In summary, this novel use of HQ-O for the localization of amyloid plaques in brain tissue sections should be appli-cable to a variety of studies investigating the diagnosis, understanding and potential treatments for Alzheimer’s disease. Advantages of the method include speed, simplicity, water solubility, narrow excitation and emission profiles, stability, brightness, specificity, contrast and resolution. The affinity HQ-O exhibits for amyloid plaques raises the possibility that related compounds could be of therapeutic value in the treatment of AD. Although HQ-O itself would presumably not have clinical applications because of its limited blood brain barrier permeability and significant nephrotoxicity, its halogenated derivatives such as cliquinol have been shown to reduce the amyloid plaque burden by about half in APP-PS1 mice [15, 16], although high doses in humans have been reported to result in subacute myleoptic neuropathy [17]. Promising as Zn chelation may be for the treatment of Alzheimer’s disease, there are inherent limitations since Zn is a necessary trace metal which is essential for numerous functions throughout the body and the brain. Therefore, a good therapeutic target may be the Zn transporters that control the import (ZIP), and export (ZNT), of this metal into and out of the brain and its cells [18].

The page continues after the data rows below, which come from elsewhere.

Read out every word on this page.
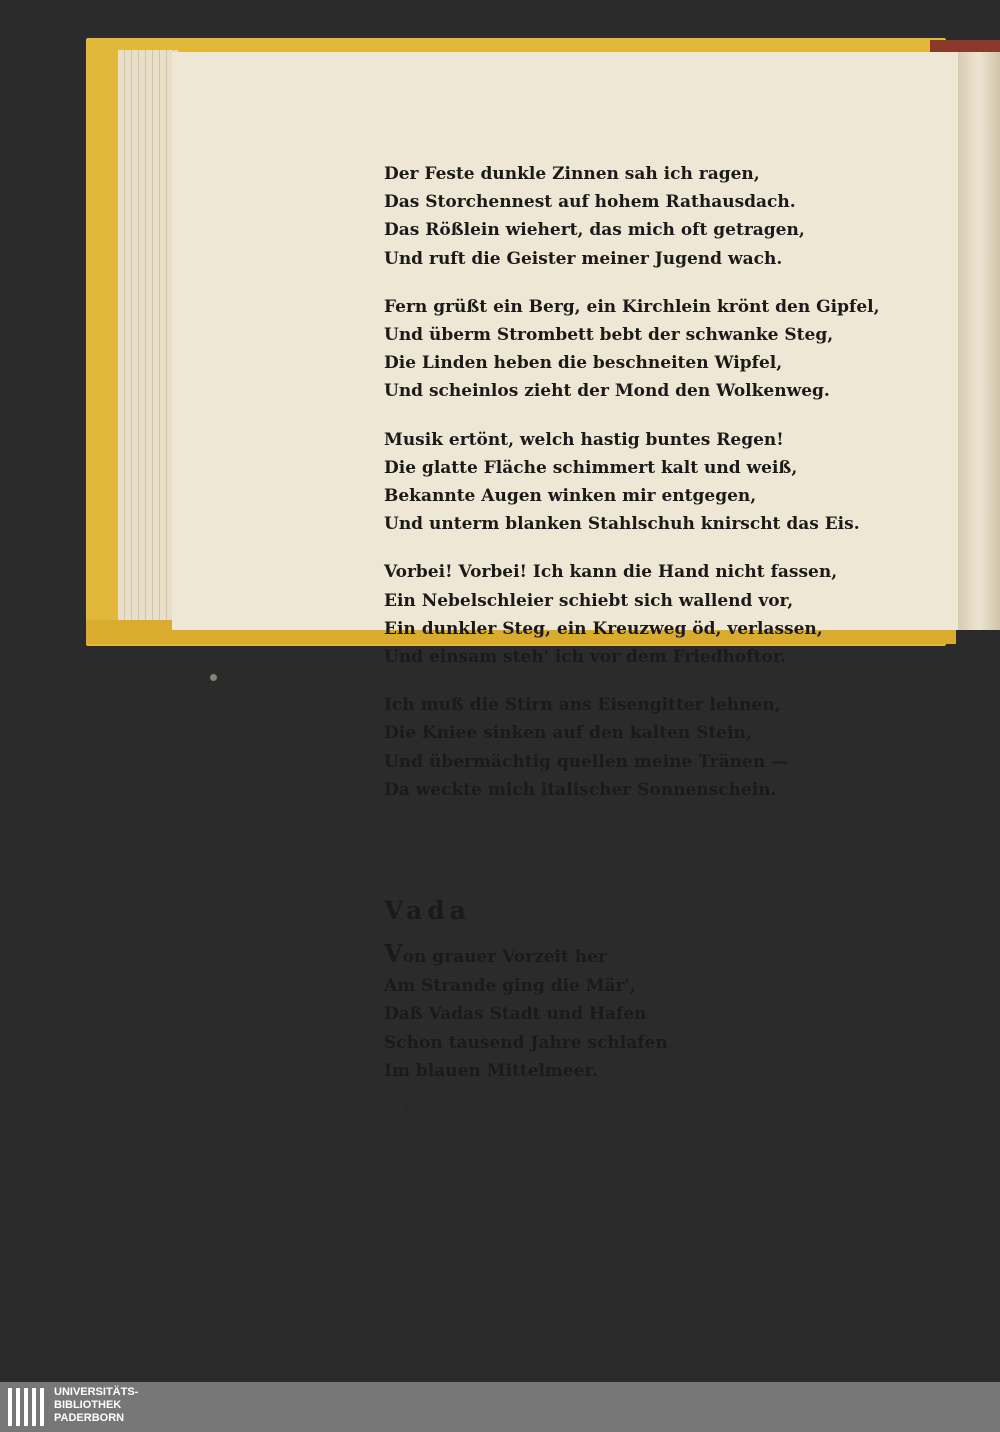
Der Feste dunkle Zinnen sah ich ragen,
Das Storchennest auf hohem Rathausdach.
Das Rößlein wiehert, das mich oft getragen,
Und ruft die Geister meiner Jugend wach.
Fern grüßt ein Berg, ein Kirchlein krönt den Gipfel,
Und überm Strombett bebt der schwanke Steg,
Die Linden heben die beschneiten Wipfel,
Und scheinlos zieht der Mond den Wolkenweg.
Musik ertönt, welch hastig buntes Regen!
Die glatte Fläche schimmert kalt und weiß,
Bekannte Augen winken mir entgegen,
Und unterm blanken Stahlschuh knirscht das Eis.
Vorbei! Vorbei! Ich kann die Hand nicht fassen,
Ein Nebelschleier schiebt sich wallend vor,
Ein dunkler Steg, ein Kreuzweg öd, verlassen,
Und einsam steh' ich vor dem Friedhoftor.
Ich muß die Stirn ans Eisengitter lehnen,
Die Kniee sinken auf den kalten Stein,
Und übermächtig quellen meine Tränen —
Da weckte mich italischer Sonnenschein.
Vada
Von grauer Vorzeit her
Am Strande ging die Mär',
Daß Vadas Stadt und Hafen
Schon tausend Jahre schlafen
Im blauen Mittelmeer.
52
UNIVERSITÄTS-
BIBLIOTHEK
PADERBORN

There are several possible follow-up studies that could be informative. One such study would be to resolve unequivocally the molecular binding site of HQ-O to amyloid plaques and also confirm that the process is Zn dependent. Another useful follow-up study would be to determine the exact binding constant of the tracer for its target. It should also be interesting to unequivocally determine if HQ-O can label intraneuronal neurofibrillary tangles like the other stains for amyloid plaques, including Thioflavin S and various bis-styryl-benzene tracers, or if it does not share this staining property, possibly due to an absence of Zn in the NFTs. It would also be of significant value to resolve whether the presence of elevated Zn levels in the plaques of the brains of Alzheimer’s disease patients represents a cause or an effect of the disease process.

DISCLAIMER

This document has been reviewed in accordance with United States Food and Drug Administration (FDA) policy and approved for publication. Approval does not signify that the contents necessarily reflect the position or opinions of the FDA nor does mention of trade names or commercial products constitute endorsement or recommendation for use. The findings and conclusions in this report are those of the authors and do not necessarily represent the views of the FDA.